Artwork showing a star (center) getting torn apart by a black hole (upper left). Credit: Robin Dienel, courtesy of the Carnegie Institution for Science

In the case of a black hole and a star, the star is actually ripped to shreds. When this happens, the forces inside the star cause it to erupt, explode, and release huge amounts of energy. At the same time, a long tail of stellar material is thrown away from the black hole, and a large portion of the star’s mass falls into a disk around it that can glow hot for a long time.

In this case, the star’s agonizing death scream blew out 32 billion times as much energy as the Sun emits. That’s as much energy as whole galaxies emit! In the lead-up to peak brightness, which took about 40 days, it emitted a total amount of energy equal to what the Sun puts out in two and a half billion years.

YE. GADS.

No wonder this could be seen hundreds of millions of light years away. It’s a singularly terrifying event.

A few dozen such TDEs have been seen now — they only happen every tens or hundreds of millennia in any given galaxy, so they’re rare — and we’re starting to understand the specific physics of them better: how the black hole pulls them apart, the processes that go on to cause it to erupt, and what the light looks like as it blasts away from the star. However, there are still surprises; in this one the brightness spiked by about 60% and then faded a bit around a month before the overall peak.
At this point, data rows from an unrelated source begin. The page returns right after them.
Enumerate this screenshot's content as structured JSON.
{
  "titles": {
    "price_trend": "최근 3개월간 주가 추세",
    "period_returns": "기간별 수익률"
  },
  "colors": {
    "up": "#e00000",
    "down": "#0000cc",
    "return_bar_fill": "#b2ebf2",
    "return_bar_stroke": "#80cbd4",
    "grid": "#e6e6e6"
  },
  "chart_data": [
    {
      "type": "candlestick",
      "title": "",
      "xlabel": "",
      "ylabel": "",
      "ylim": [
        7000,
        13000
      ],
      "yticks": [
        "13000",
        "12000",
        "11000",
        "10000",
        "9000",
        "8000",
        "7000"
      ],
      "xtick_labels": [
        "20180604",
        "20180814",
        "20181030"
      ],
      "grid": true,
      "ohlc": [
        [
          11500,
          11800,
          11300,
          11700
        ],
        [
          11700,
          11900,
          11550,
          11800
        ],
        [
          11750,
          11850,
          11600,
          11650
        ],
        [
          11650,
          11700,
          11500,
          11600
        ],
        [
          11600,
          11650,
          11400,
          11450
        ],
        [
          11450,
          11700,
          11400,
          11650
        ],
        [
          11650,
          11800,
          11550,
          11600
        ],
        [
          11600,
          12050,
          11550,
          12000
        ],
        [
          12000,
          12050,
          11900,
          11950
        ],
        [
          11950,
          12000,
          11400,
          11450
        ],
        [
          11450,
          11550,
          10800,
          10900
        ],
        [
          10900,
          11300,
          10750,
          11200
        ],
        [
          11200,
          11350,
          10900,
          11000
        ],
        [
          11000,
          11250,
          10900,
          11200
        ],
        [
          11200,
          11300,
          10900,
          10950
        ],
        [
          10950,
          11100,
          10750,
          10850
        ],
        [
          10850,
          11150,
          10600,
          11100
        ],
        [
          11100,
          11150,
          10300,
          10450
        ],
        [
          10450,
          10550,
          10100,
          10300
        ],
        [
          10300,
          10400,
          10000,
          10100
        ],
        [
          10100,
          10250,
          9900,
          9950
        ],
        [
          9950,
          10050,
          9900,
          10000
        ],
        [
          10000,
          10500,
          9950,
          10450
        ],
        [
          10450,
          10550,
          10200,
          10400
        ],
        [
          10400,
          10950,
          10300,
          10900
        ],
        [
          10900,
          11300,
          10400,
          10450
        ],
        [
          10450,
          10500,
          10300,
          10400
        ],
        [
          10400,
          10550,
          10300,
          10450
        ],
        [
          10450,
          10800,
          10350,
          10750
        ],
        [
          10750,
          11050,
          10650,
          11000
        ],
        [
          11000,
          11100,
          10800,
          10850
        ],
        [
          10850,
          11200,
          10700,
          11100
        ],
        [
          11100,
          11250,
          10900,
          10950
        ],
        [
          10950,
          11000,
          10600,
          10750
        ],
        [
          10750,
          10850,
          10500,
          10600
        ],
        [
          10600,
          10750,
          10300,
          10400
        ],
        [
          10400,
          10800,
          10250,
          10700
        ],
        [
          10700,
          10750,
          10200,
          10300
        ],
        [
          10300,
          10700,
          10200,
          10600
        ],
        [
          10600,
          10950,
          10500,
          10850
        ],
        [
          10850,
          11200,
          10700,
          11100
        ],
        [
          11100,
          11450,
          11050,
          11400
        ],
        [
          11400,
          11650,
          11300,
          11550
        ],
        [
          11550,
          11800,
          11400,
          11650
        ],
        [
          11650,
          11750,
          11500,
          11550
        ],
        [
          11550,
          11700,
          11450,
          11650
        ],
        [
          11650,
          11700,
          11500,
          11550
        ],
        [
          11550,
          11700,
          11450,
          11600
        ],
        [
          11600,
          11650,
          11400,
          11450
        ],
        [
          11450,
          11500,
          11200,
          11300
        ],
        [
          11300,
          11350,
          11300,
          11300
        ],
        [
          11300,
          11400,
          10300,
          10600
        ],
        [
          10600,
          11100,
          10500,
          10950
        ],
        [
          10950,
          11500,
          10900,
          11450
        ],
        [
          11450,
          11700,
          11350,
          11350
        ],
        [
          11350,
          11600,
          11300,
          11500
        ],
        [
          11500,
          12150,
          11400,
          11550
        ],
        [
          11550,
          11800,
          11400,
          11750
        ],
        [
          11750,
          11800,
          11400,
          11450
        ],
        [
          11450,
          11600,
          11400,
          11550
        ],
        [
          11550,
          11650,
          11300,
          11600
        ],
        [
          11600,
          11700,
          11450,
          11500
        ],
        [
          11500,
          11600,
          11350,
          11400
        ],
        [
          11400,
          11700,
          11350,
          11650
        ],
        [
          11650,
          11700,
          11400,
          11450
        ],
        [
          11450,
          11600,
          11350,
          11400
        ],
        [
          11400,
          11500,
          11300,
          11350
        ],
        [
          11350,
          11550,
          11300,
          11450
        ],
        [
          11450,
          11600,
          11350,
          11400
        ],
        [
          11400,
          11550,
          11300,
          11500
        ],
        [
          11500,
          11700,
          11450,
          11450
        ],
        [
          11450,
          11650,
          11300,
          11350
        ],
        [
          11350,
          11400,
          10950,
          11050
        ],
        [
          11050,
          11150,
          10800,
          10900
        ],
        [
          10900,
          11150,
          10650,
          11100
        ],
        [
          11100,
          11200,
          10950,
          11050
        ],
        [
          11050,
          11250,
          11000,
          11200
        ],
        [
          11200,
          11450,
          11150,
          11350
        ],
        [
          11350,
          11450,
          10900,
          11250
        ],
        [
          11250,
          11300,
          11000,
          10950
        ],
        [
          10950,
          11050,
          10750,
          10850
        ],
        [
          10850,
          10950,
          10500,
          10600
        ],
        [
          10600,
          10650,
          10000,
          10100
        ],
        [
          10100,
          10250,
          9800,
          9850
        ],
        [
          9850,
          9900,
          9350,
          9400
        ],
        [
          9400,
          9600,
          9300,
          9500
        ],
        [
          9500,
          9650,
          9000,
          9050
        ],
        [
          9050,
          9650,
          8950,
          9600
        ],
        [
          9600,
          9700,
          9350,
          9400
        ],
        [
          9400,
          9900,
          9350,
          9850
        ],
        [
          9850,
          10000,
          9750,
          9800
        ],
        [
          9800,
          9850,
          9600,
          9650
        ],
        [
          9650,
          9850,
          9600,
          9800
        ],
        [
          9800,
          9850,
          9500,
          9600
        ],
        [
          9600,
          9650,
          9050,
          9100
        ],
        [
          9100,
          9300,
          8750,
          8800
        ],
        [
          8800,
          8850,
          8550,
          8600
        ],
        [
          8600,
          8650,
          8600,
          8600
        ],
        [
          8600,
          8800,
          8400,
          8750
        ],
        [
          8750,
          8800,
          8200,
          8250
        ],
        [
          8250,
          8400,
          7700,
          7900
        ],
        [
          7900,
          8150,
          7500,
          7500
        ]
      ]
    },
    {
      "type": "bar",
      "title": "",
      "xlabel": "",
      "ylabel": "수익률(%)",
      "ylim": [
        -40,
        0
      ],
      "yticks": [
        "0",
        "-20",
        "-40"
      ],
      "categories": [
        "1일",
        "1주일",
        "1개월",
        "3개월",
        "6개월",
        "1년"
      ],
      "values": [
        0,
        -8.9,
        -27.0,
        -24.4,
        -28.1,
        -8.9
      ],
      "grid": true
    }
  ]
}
It’s not clear what this means, and it’s never been seen in a TDE before. It may be typical, whatever it is, and it’s just never been seen before because no TDE has been spotted this early before.

That’s the power of these surveys! If we have to wait until something gets obvious, we’ll miss lots of interesting stuff, but with so many eyes on the sky, looking all over the sky, and looking deep (that is, to fainter objects), we’re bound to spot a whole bevy of fun things we didn’t even know existed before.

Mind you, we didn’t know exoplanets even existed before 1992, and now we know of thousands. That’s the main reason TESS was built, to look at brighter nearby stars and help us understand our neighborhood of planetary systems. But like so many things in science, it can be used for so much more than even its amazing prime mission.

And we’ll be seeing much, much more. More survey telescopes are coming online soon, and the amount of data they’ll produce is vast. What other mysteries, things we haven’t even suspected, are happening over our heads right now that we’re about to discover?